What was Peter's vision, and Mary's vision? Peter's vision is never related to us in the narratives or Paul's letters. All we know is that the Lord "appeared" to Simon. The Johannine author transmits an elaborate story of Mary going to the tomb and seeing Jesus there in an unrecognizable form. She mistakes him for a gardener. Since the later empty tomb stories all have Mary at the tomb, and John ties her vision to this visit, I think that the Magdalene claim to vision (whatever the vision actually was) may have been a claim to have seen him when she visited his tomb. Like Peter, the claim itself was that Jesus "appeared" to her.

It is not easy to piece together what might have happened. All we have recorded is what they thought happened, or better, how they interpreted what was happening to them. I have blogged on the resurrection of Jesus before, so this is not new news to most of my readers. I maintain that Jesus' physical dead body was not raised. This is not what happened, although this is one of the interpretations of what happened that was put into place by some of the early followers. And at that it isn't even the earliest interpretation! The earliest interpretation appears in the Gospel of Luke, "they supposed that they saw a spirit" (Luke 24:37). Now the Lukan author is going to make an argument against this interpretation, but this argument is later than the original holdings of the disciples. It is a corrective to an earlier tradition that Peter and Mary had visions of Jesus as a spirit (or ghost?!) after his death.

We don't have to look hard to find all sorts of psychological, anthropological, and sociological studies to point out that the death of loved ones, especially traumatic deaths, frequently result in post-traumatic experiences including vivid dreams and sightings of the deceased. In fact, I can relate to this very well on a personal level. When my mother died unexpectedly ten years ago, I experienced very vivid dreams of her visiting me. In these dreams, it was as if she never died, she had only been hidden away by the doctors, who continued to work to heal her. Once cured, she would walk out of a door and embrace me. I would respond stupefied. Why would the doctors have told me she died, when she lived and they knew it? Always there was a sense of relief that she was really alive.

If I had lived in a society that understood dreams to be messages from God, visions to be interpreted, I might have understood my own dreams of my mother as a religious experience, rather than as one of the ways that my own psyche was trying to deal with and accept her death. Given what the gospel narratives tell us, the visions of Peter and Mary (and others?) were interpreted as religious experiences. The simple explanation that they saw Jesus' spirit appears to have not been enough of an explanation. It wasn't simply a ghost. They move to locate their visions of the deceased Jesus within their Jewish belief system, to align them with Judaism's teachings about what happens to a person after death.

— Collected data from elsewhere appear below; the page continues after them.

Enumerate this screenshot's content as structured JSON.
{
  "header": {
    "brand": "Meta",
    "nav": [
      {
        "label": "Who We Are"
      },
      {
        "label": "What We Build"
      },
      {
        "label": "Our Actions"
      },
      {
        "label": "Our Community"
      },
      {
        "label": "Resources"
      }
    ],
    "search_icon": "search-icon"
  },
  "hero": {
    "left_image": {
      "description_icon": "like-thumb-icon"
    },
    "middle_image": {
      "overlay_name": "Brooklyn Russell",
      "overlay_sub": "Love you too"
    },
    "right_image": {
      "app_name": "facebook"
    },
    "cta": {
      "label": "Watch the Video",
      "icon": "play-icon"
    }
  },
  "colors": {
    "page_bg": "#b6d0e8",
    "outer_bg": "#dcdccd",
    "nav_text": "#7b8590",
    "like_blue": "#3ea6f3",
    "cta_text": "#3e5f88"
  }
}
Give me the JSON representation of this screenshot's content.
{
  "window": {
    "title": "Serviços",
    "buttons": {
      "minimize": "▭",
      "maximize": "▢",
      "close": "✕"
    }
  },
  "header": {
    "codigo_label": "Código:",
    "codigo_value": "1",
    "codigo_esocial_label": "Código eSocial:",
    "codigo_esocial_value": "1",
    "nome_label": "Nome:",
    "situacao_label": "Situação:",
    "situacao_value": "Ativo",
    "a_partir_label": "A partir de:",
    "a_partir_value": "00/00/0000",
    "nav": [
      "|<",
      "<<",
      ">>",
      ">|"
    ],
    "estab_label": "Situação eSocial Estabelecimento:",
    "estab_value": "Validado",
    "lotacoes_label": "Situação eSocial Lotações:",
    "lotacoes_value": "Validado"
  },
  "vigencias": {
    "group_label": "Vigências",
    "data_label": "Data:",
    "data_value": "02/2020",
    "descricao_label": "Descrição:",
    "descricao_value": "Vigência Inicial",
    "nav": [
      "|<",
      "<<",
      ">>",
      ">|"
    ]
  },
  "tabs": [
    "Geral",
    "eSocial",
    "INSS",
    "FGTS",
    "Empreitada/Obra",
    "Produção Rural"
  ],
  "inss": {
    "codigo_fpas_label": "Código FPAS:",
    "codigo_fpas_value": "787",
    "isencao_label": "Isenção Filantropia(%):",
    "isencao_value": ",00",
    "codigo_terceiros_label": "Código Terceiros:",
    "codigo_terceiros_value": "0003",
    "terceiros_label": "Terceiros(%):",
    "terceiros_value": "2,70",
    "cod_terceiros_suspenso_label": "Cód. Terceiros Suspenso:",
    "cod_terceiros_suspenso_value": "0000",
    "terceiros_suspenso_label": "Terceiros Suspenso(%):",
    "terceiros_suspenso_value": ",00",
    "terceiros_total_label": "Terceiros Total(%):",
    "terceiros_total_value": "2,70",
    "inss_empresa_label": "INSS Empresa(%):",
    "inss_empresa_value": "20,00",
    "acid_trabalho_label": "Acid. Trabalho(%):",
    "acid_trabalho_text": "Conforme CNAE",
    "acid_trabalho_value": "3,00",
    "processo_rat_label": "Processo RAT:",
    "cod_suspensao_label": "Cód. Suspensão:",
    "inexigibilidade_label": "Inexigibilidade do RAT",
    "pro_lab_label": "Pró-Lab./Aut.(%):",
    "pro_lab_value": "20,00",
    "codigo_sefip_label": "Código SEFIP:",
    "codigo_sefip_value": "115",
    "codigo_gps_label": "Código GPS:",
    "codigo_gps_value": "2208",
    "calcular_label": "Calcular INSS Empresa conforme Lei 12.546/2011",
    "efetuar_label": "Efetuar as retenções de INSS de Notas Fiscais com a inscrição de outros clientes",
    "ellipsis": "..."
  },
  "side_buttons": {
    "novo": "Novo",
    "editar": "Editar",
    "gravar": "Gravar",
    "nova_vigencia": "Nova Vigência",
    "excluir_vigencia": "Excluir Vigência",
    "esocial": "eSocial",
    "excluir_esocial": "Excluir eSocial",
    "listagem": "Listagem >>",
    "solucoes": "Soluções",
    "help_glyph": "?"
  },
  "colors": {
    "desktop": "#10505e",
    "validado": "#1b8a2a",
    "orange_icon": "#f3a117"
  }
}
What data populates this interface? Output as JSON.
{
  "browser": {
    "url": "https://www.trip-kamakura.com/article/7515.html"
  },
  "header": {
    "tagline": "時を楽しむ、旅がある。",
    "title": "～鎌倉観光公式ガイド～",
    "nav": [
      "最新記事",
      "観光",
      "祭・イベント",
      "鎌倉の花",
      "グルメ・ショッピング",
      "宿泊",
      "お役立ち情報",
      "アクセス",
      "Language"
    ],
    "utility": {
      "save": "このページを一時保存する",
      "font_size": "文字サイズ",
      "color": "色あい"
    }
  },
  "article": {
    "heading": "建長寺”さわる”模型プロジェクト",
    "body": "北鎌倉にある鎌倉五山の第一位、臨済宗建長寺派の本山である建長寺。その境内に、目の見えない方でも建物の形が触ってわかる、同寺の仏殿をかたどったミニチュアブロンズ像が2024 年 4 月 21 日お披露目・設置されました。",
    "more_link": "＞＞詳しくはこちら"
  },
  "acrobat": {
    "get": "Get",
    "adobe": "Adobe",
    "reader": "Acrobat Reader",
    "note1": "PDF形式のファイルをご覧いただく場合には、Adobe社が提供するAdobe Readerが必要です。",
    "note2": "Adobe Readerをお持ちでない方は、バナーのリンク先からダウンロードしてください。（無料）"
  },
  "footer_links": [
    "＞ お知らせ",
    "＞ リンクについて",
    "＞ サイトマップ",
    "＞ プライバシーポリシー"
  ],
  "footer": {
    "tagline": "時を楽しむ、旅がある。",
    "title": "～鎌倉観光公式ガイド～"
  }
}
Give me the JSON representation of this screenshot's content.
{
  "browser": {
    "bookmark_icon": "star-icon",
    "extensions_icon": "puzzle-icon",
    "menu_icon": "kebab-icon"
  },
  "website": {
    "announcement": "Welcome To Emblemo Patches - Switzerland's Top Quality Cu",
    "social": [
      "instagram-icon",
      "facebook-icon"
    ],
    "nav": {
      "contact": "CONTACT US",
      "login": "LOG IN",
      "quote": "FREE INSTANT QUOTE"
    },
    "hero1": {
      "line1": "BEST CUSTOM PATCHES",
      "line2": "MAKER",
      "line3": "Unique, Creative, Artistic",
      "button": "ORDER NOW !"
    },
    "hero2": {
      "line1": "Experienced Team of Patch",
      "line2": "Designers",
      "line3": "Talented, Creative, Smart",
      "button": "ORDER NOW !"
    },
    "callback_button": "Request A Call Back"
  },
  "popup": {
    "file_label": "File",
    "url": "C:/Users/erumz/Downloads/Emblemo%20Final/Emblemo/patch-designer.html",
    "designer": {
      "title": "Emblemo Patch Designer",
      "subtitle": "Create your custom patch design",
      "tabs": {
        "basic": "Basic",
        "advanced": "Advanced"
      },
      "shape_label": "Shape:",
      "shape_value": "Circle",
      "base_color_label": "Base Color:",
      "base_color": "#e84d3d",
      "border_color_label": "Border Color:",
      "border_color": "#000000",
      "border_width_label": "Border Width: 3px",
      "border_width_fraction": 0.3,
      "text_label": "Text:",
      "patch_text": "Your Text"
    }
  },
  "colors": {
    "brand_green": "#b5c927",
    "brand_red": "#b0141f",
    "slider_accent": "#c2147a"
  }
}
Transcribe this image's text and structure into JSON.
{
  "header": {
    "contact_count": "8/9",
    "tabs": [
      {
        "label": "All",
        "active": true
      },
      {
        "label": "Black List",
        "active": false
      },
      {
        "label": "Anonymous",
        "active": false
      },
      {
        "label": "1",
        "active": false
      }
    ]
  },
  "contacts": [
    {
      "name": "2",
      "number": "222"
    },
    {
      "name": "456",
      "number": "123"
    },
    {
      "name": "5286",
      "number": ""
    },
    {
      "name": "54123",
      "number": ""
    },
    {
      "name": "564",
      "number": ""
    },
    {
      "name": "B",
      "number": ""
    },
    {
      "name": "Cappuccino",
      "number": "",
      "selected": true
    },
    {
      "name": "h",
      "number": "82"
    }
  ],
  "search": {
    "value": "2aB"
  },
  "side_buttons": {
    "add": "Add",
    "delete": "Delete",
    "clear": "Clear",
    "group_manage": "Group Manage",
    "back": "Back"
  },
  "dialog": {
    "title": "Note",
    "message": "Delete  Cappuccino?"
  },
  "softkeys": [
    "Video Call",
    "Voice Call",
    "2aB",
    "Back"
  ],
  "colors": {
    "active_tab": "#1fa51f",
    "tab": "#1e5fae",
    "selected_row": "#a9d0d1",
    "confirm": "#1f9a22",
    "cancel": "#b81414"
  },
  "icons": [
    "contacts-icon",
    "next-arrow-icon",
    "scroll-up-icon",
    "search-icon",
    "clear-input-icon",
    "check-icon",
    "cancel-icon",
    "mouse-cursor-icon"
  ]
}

This is how and why the visions of Jesus' spirit begin to be perceived as visions of Jesus resurrected.

The resurrected body was understood to be a different thing by different Jews. There was no consensus teaching. There appears to have been a wide range of belief even among the first Christians, from the belief that your raising will be as a new spiritual body of glory like the angels (Paul) to the belief that your raising will be of your physical fleshly body from the grave, a body that still needed to eat (Luke). The empty tomb stories were created in order to correct the earlier tradition that Peter (and others?) had visions of Jesus as a spirit, and its original interpretation (which Paul knows and supports, and Luke alludes to), that Jesus' resurrection was a resurrection of Jesus as a spiritual body.